In 2022, Holmes transferred to play for the Arizona State Sun Devils of Arizona State University as a graduate transfer. He played in ten games, all starts, during the 2022 season while also missing some time due to injury.

==Professional career==

Holmes went undrafted in the 2023 NFL draft. On June 16, 2023, he was selected by the Seattle Sea Dragons in the 2023 XFL rookie draft. However, he did not sign with them.

Holmes signed with the Ottawa Redblacks of the Canadian Football League (CFL) on January 23, 2024. He was released on May 15, 2024.

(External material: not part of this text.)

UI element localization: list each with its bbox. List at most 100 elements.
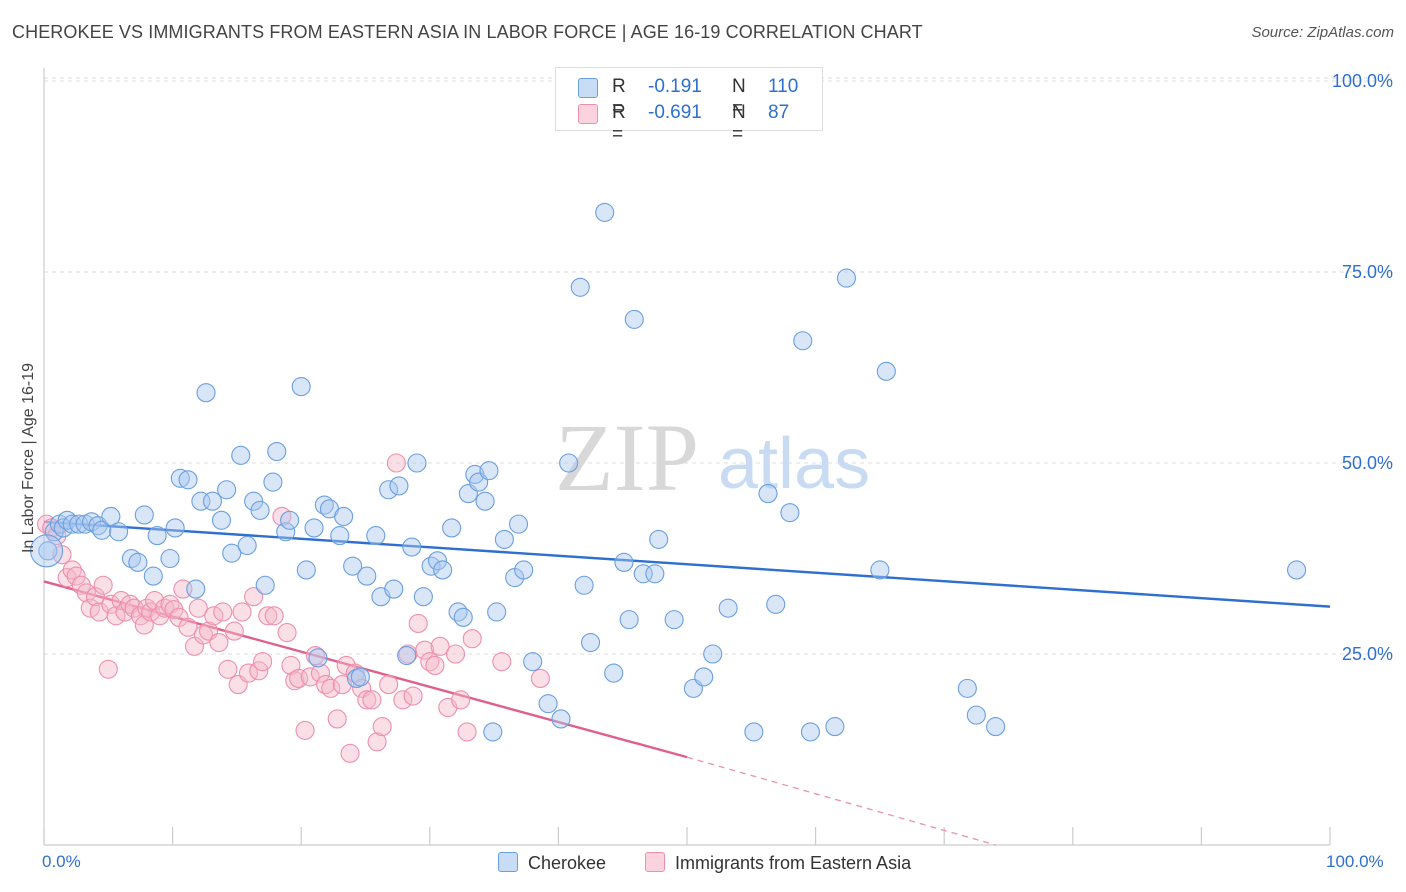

Holmes signed a two-year contract with the CFL's Montreal Alouettes on February 20, 2025. He was moved to the practice roster on June 1, and promoted to the active roster on June 12. He then started four games for the Alouettes before being moved back to the practice roster on July 15, 2025.

Pre-draft measurables
| Height | Weight | Arm length | Hand span | Wingspan | Bench press |
| 6 ft 4+7⁄8 in (1.95 m) | 307 lb (139 kg) | 32+3⁄8 in (0.82 m) | 9+1⁄2 in (0.24 m) | 6 ft 6 in (1.98 m) | 23 reps |
All values from Pro Day

==Personal life==
Holmes' father, Lee Holmes, played college basketball at Shippensburg University.